With regard to uncertainties arising from the CEA model, several SAs, including probabilistic Monte Carlo simulations, were carried out. These SAs confirmed the robustness of the CEA model and the direction of the analyses.

As for generalizability of results, while the economic model was created and populated with an ‘average’ approach synthesized on input from various clinical practitioners and experts in the area, although there may be differences in individual practices and between various geographic areas, the probabilistic SAs have covered a wide array of results, all leading towards superiority of PHF-W.

Conclusions

Under a certain range of assumptions and using both a CMA and CEA approach, the present analysis has established the attractiveness of NAN HA 1®, a specific brand of 100% whey-based partially hydrolyzed formula, in the prevention of AD in infants and very young children in Denmark. NAN HA 1® demonstrated dominance over EHF-Whey and EHF-Casein from all perspectives in the base case CMA. In a series of SAs, a CEA approach confirmed dominance of PHF-W over EHF-Whey, while it failed to establish attractive cost-effectiveness ratios for EHF-Casein, effectively confirming PHF-W to be the alternative of choice in the prevention of AD in Denmark.

Transparency

Declaration of funding

This study was funded by the Nestlé Nutrition Institute (NNI, Vevey, Switzerland).
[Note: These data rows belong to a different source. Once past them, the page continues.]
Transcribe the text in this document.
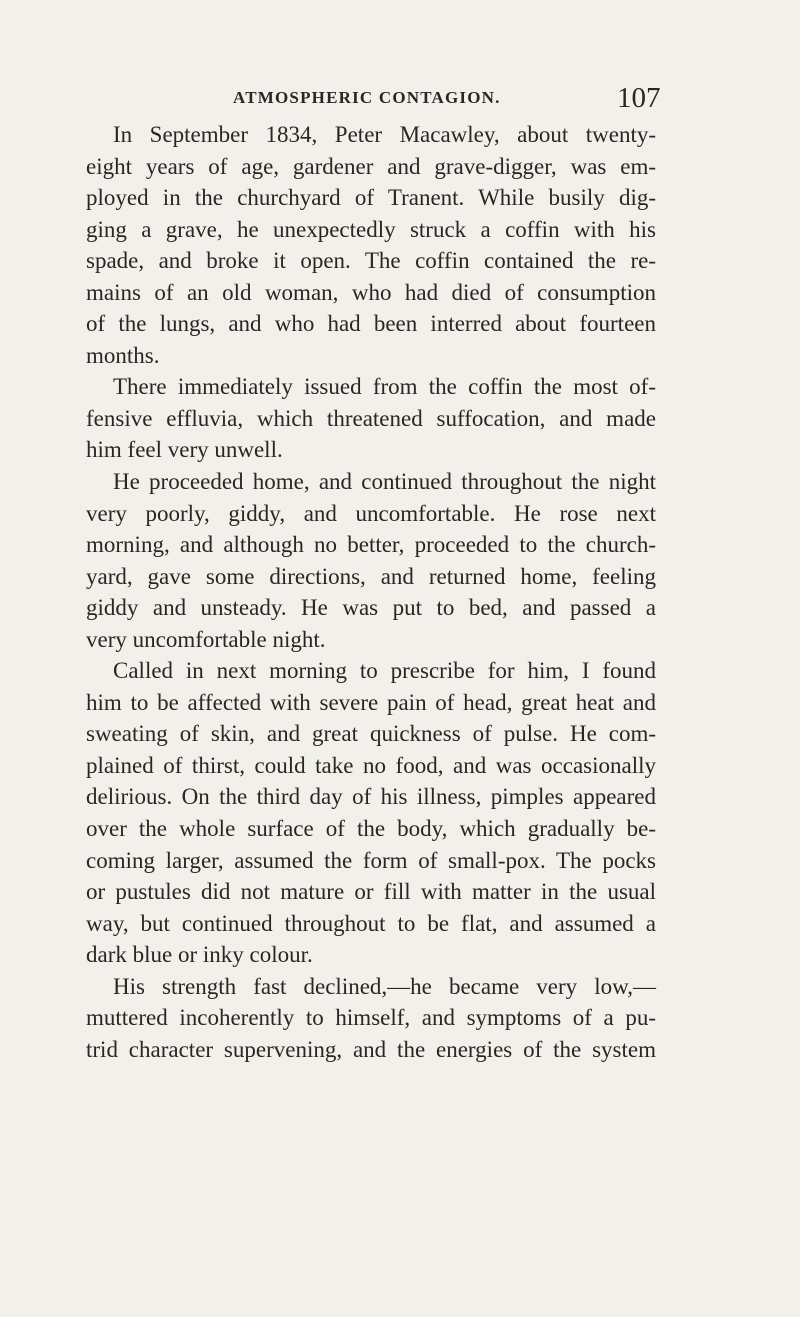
ATMOSPHERIC CONTAGION.	107
In September 1834, Peter Macawley, about twenty-
eight years of age, gardener and grave-digger, was em-
ployed in the churchyard of Tranent. While busily dig-
ging a grave, he unexpectedly struck a coffin with his
spade, and broke it open. The coffin contained the re-
mains of an old woman, who had died of consumption
of the lungs, and who had been interred about fourteen
months.
There immediately issued from the coffin the most of-
fensive effluvia, which threatened suffocation, and made
him feel very unwell.
He proceeded home, and continued throughout the night
very poorly, giddy, and uncomfortable. He rose next
morning, and although no better, proceeded to the church-
yard, gave some directions, and returned home, feeling
giddy and unsteady. He was put to bed, and passed a
very uncomfortable night.
Called in next morning to prescribe for him, I found
him to be affected with severe pain of head, great heat and
sweating of skin, and great quickness of pulse. He com-
plained of thirst, could take no food, and was occasionally
delirious. On the third day of his illness, pimples appeared
over the whole surface of the body, which gradually be-
coming larger, assumed the form of small-pox. The pocks
or pustules did not mature or fill with matter in the usual
way, but continued throughout to be flat, and assumed a
dark blue or inky colour.
His strength fast declined,—he became very low,—
muttered incoherently to himself, and symptoms of a pu-
trid character supervening, and the energies of the system
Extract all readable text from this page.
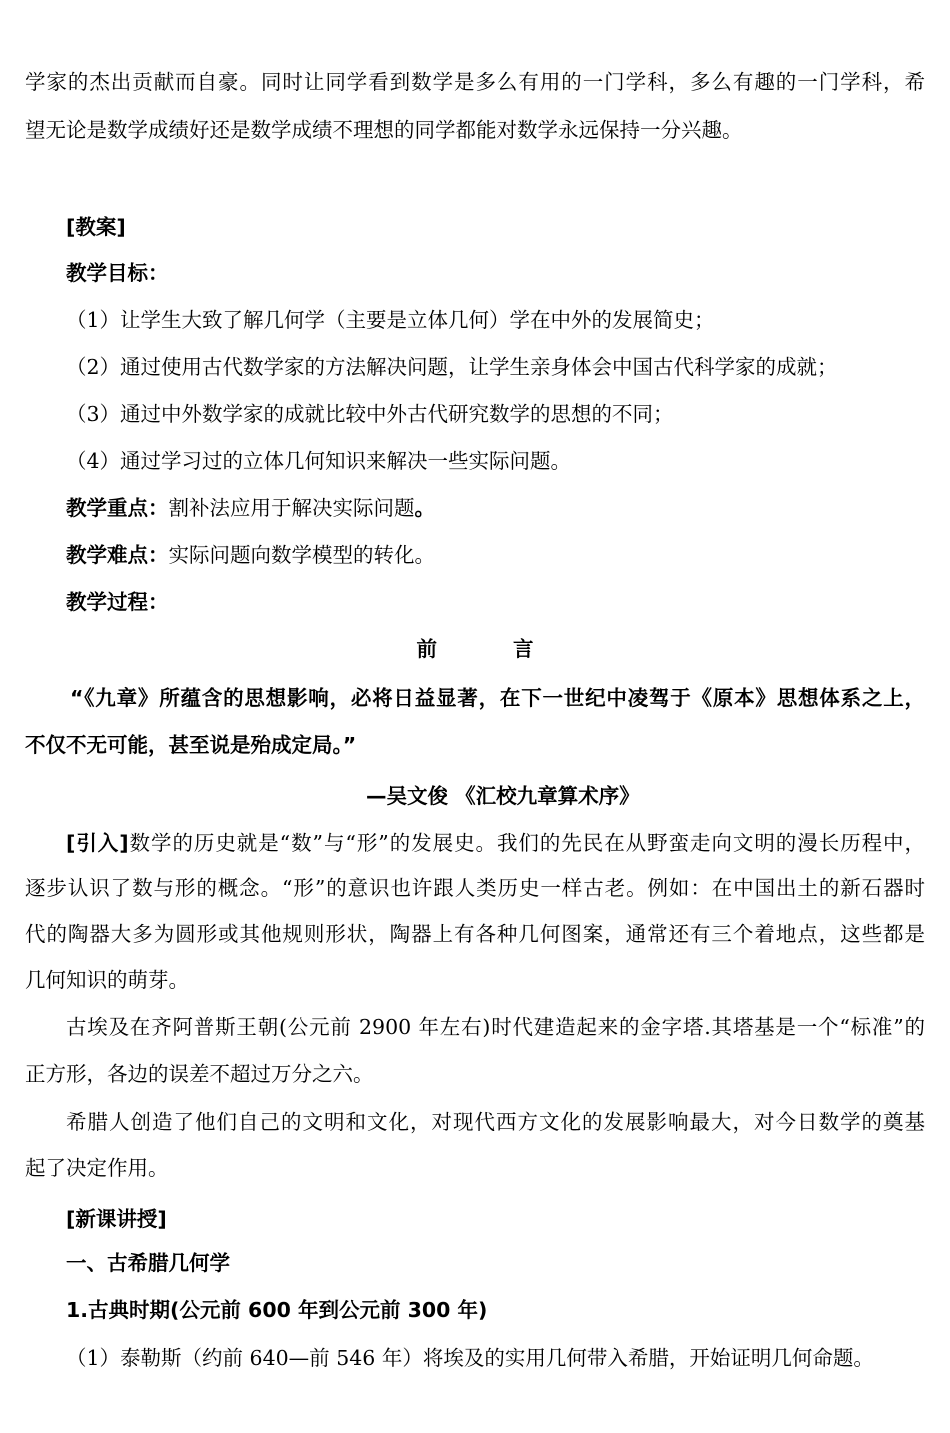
学家的杰出贡献而自豪。同时让同学看到数学是多么有用的一门学科，多么有趣的一门学科，希
望无论是数学成绩好还是数学成绩不理想的同学都能对数学永远保持一分兴趣。
[教案]
教学目标：
（1）让学生大致了解几何学（主要是立体几何）学在中外的发展简史；
（2）通过使用古代数学家的方法解决问题，让学生亲身体会中国古代科学家的成就；
（3）通过中外数学家的成就比较中外古代研究数学的思想的不同；
（4）通过学习过的立体几何知识来解决一些实际问题。
教学重点：割补法应用于解决实际问题。
教学难点：实际问题向数学模型的转化。
教学过程：
前	言
“《九章》所蕴含的思想影响，必将日益显著，在下一世纪中凌驾于《原本》思想体系之上，
不仅不无可能，甚至说是殆成定局。”
—吴文俊 《汇校九章算术序》
[引入]数学的历史就是“数”与“形”的发展史。我们的先民在从野蛮走向文明的漫长历程中，
逐步认识了数与形的概念。“形”的意识也许跟人类历史一样古老。例如：在中国出土的新石器时
代的陶器大多为圆形或其他规则形状，陶器上有各种几何图案，通常还有三个着地点，这些都是
几何知识的萌芽。
古埃及在齐阿普斯王朝(公元前 2900 年左右)时代建造起来的金字塔.其塔基是一个“标准”的
正方形，各边的误差不超过万分之六。
希腊人创造了他们自己的文明和文化，对现代西方文化的发展影响最大，对今日数学的奠基
起了决定作用。
[新课讲授]
一、古希腊几何学
1.古典时期(公元前 600 年到公元前 300 年)
（1）泰勒斯（约前 640—前 546 年）将埃及的实用几何带入希腊，开始证明几何命题。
Declaration of financial/other relationships

Professor Dr Ferdinand Haschke, Dr Jenny van Odijk, and Dr Jörg Spieldenner are employed by NNI; Michael Iskedjian, Bechara Farah, and Jade Berbari are employed by PharmIdeas.

Acknowledgments

The authors would like to acknowledge Dr Pia Ehlers, Dr Peter Stokvad, Dr Mette Lystrom, and Dr Birgitte Frederiksen Videbaek for their clinical input; these experts received honoraria for their services. Further clinical input was provided by Dr Susan Halken and Dr Arne Høst. We would also like to acknowledge Dr Patrick Detzel (of NNI) for his analytical and editorial input.